Occasionally we check in on Marketwatch.com, mostly for laughs. And laughs is mostly what it’s good for. But this week we became sensitive to the potential damage taking it seriously could do to the average investor. It’s primary function is as a source of market misinformation, chaos and confusion and a marketplace for pundits and psuedo analysts who are in a constant process of sowing fear and uncertainty to attract attention. Two things this week especially caught our attention. One, the misidentification of the formation in the Dow. The writer puffed up the pattern as a symmetrical triangle and misinterpreted it as a continuation pattern. If anything the pattern is similar to that of the SPX — an ascending triangle, which should be a reversal formation.

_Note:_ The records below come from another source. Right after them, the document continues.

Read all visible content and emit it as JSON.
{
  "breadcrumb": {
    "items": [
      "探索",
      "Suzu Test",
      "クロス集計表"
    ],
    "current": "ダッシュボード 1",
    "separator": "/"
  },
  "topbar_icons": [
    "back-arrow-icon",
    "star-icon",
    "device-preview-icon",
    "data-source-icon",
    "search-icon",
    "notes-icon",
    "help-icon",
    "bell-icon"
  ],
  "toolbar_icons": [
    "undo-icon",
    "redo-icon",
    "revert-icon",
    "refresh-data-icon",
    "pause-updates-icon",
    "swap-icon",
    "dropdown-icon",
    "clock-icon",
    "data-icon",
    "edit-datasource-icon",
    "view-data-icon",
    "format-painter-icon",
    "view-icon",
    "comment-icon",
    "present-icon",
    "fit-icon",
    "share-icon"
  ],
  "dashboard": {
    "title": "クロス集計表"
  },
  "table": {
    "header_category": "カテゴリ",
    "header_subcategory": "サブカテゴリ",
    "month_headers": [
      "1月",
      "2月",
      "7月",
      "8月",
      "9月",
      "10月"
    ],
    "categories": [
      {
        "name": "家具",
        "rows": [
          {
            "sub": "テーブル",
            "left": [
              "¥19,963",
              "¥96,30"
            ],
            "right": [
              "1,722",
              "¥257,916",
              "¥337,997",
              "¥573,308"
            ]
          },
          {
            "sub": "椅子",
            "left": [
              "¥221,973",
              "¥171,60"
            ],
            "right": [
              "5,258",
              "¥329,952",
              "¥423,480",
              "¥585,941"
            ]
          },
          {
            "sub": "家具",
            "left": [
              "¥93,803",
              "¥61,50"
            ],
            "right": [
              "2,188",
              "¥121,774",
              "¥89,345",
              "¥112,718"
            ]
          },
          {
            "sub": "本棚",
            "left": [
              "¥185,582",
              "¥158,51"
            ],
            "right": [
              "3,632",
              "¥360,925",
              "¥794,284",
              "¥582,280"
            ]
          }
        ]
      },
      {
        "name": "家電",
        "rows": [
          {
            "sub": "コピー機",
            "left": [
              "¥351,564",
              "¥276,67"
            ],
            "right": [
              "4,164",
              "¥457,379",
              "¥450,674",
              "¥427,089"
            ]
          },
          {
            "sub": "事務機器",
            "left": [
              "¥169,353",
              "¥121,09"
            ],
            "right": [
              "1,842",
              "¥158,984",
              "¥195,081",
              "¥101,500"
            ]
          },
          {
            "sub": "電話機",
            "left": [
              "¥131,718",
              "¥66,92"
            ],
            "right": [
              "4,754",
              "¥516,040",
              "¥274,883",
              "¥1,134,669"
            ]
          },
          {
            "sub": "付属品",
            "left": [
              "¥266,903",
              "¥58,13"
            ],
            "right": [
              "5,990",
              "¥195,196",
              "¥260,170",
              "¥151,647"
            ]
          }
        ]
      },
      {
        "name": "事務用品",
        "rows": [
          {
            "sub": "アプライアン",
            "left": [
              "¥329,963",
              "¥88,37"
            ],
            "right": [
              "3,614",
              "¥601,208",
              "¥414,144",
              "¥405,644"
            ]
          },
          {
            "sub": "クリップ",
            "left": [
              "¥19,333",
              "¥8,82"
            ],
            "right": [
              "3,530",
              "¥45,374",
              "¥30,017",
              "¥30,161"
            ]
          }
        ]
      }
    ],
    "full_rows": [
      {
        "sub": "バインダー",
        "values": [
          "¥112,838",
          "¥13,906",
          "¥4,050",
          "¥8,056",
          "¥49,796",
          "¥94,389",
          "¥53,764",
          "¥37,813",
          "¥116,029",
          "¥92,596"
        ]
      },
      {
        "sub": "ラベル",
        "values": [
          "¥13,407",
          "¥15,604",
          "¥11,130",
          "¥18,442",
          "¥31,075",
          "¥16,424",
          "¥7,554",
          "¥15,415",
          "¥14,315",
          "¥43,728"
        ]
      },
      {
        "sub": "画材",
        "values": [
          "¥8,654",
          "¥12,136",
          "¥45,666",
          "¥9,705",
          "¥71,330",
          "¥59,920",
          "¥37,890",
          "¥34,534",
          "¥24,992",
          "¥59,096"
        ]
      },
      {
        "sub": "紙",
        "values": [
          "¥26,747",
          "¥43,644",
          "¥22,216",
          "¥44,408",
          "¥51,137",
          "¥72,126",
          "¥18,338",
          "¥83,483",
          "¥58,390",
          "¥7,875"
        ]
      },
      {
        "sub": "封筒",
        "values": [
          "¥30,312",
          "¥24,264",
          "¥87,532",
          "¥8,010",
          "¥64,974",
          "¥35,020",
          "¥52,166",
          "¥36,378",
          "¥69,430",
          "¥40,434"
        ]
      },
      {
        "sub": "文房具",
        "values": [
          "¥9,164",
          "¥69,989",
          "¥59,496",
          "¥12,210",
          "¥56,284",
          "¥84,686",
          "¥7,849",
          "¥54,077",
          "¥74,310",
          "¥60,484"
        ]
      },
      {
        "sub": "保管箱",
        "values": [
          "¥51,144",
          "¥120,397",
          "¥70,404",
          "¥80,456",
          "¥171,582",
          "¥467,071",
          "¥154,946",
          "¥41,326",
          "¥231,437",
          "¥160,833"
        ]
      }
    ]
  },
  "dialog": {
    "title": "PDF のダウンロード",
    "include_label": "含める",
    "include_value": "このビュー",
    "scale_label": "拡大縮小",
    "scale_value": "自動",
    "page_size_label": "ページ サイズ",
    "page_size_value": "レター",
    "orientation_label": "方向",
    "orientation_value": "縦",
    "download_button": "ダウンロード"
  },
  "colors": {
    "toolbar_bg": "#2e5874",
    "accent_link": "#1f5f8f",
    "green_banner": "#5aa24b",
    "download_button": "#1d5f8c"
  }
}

In each case the present development is pessimistic. An abortive breakout to the upside is rejected and Friday the power bar is to the downside. The increased volume and the length of the bar augur downside action next week. Also the bar has broken out on the downside of the pattern. The serioussness of this is ameliorated by the late break from the triangle.
As if sowing confusion about the pattern weren’t enough, one marketwatcher confused a philosophical principle with an indicator — saying that Occam’s Razor would indicate the trend of the market. The point of Occam’s Razor, is, of course, that the simplest solution to a problem is usually the best one.
Which may have something to say to the present market situation. In May we sugested, gently, that investors might be better off totally hedged. That might be a good tactic for the general investor here considering the climate of uncertainty and the radical volatility. Waiting for climate change could be expensive.